Roy, Alankar; Paul, Ishani; Luharuka, Shreya; Ray, Sujay.
Afiliação
  • Roy A; Amity Institute of Biotechnology, Amity University, Kolkata, India.
  • Paul I; Amity Institute of Biotechnology, Amity University, Kolkata, India.
  • Luharuka S; Amity Institute of Biotechnology, Amity University, Kolkata, India.
  • Ray S; Amity Institute of Biotechnology, Amity University, Kolkata, India. raysujay@gmail.com.
Mol Divers ; 2023 Nov 07.
Article em En | MEDLINE | ID: mdl-37934366
ABSTRACT
An upregulation of the gp130-signalling cascade has been reported in multiple cancers, making gp130 an attractive target for the development of anticancer drugs.
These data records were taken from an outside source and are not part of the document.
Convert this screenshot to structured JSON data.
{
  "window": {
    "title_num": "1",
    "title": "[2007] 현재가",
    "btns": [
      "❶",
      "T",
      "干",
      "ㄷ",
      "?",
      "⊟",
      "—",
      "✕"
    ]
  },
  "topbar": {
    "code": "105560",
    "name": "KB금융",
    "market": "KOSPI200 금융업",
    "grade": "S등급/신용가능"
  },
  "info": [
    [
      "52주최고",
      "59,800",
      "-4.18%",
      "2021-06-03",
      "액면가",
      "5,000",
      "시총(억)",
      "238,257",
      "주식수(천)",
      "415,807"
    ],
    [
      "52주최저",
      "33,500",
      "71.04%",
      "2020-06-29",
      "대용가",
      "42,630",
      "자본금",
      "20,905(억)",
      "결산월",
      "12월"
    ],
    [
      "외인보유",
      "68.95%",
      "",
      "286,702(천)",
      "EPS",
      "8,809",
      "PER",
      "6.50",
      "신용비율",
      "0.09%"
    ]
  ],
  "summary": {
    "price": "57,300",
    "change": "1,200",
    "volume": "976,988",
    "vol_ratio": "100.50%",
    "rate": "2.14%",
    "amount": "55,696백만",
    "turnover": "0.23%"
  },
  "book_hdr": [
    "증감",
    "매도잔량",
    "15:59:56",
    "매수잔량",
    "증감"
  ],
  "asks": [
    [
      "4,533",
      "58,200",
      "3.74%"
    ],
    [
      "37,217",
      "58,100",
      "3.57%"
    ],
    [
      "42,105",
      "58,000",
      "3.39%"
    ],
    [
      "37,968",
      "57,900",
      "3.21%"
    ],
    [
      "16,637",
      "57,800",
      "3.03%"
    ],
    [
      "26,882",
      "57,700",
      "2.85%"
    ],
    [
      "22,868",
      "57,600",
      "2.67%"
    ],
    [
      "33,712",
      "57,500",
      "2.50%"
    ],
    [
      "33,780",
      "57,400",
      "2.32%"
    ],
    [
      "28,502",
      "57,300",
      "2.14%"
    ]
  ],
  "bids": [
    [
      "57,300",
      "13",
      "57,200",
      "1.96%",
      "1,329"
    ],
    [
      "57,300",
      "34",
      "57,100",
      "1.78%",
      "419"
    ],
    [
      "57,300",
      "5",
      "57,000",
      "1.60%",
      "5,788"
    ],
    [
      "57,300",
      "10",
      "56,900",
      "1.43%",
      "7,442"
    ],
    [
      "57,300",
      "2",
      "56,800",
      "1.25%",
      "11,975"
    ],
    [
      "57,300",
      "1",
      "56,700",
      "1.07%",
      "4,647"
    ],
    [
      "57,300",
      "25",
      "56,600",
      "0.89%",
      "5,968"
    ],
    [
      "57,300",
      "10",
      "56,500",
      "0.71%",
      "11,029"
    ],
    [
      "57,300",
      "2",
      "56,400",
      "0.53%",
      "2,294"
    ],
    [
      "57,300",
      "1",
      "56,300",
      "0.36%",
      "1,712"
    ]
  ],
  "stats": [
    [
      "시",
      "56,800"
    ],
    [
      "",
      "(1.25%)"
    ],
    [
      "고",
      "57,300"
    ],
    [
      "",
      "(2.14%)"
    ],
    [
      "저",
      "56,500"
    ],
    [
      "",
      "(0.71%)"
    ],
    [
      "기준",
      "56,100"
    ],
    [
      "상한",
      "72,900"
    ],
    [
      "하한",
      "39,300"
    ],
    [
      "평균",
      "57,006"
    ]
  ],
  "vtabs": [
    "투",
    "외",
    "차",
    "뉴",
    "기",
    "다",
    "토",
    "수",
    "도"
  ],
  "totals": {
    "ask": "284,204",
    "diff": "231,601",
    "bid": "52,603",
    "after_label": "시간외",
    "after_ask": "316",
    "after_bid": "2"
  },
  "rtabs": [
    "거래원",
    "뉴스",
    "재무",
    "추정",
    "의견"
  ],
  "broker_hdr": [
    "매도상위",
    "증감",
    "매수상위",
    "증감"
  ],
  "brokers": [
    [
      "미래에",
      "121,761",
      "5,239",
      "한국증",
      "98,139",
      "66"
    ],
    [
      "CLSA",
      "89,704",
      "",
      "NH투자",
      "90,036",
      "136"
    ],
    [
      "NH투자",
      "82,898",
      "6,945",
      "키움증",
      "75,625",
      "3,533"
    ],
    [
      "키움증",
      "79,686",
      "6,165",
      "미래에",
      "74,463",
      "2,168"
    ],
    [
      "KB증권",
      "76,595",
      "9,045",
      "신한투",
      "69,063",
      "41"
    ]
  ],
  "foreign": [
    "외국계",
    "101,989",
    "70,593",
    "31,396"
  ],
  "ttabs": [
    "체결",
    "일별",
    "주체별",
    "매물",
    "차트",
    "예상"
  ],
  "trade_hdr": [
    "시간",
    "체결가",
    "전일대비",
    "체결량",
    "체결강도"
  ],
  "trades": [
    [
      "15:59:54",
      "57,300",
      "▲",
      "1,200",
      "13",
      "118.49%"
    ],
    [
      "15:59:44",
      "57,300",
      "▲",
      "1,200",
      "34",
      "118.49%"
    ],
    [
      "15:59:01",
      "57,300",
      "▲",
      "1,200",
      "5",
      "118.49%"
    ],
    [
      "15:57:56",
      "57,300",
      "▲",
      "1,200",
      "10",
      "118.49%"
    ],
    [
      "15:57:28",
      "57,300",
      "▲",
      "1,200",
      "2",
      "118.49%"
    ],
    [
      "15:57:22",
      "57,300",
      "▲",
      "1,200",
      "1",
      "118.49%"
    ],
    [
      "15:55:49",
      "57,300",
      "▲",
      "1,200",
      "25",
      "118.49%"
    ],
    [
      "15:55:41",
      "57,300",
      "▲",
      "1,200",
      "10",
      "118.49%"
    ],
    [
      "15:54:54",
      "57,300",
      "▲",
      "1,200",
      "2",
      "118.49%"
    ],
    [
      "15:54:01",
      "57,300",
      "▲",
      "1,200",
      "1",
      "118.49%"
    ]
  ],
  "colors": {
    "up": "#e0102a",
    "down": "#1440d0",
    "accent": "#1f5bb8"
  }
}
An inverted-funnel-like approach was utilised along with various structure-based drug designing strategies to discover and optimise novel potential inhibitors of gp130. The study resulted in the discovery of 2 ligands- 435 and 510, both of which exhibit a very high-binding affinity towards the gp130 D1 domain which controls cytokine recognition and interaction thus being involved in complexation. The two resulting complexes remained stable over time with the ligands maintaining a steady interaction with the target. This inference is drawn from their RMSD, Rg, SASA and RMSF analysis. We also tested the protein folding patterns based on their principal component analysis, energy of surface and landscape. The leads also displayed a more favourable ADMET profile than their parent compounds. The two lead candidates show a better therapeutic profile in comparison to the two existing drugs- bazedoxifene and raloxifene. Both these potential leads can be addressed for their activity in-vitro and can be used as a potential anti-cancer treatment as well as to combat Covid-19 related cytokine storm.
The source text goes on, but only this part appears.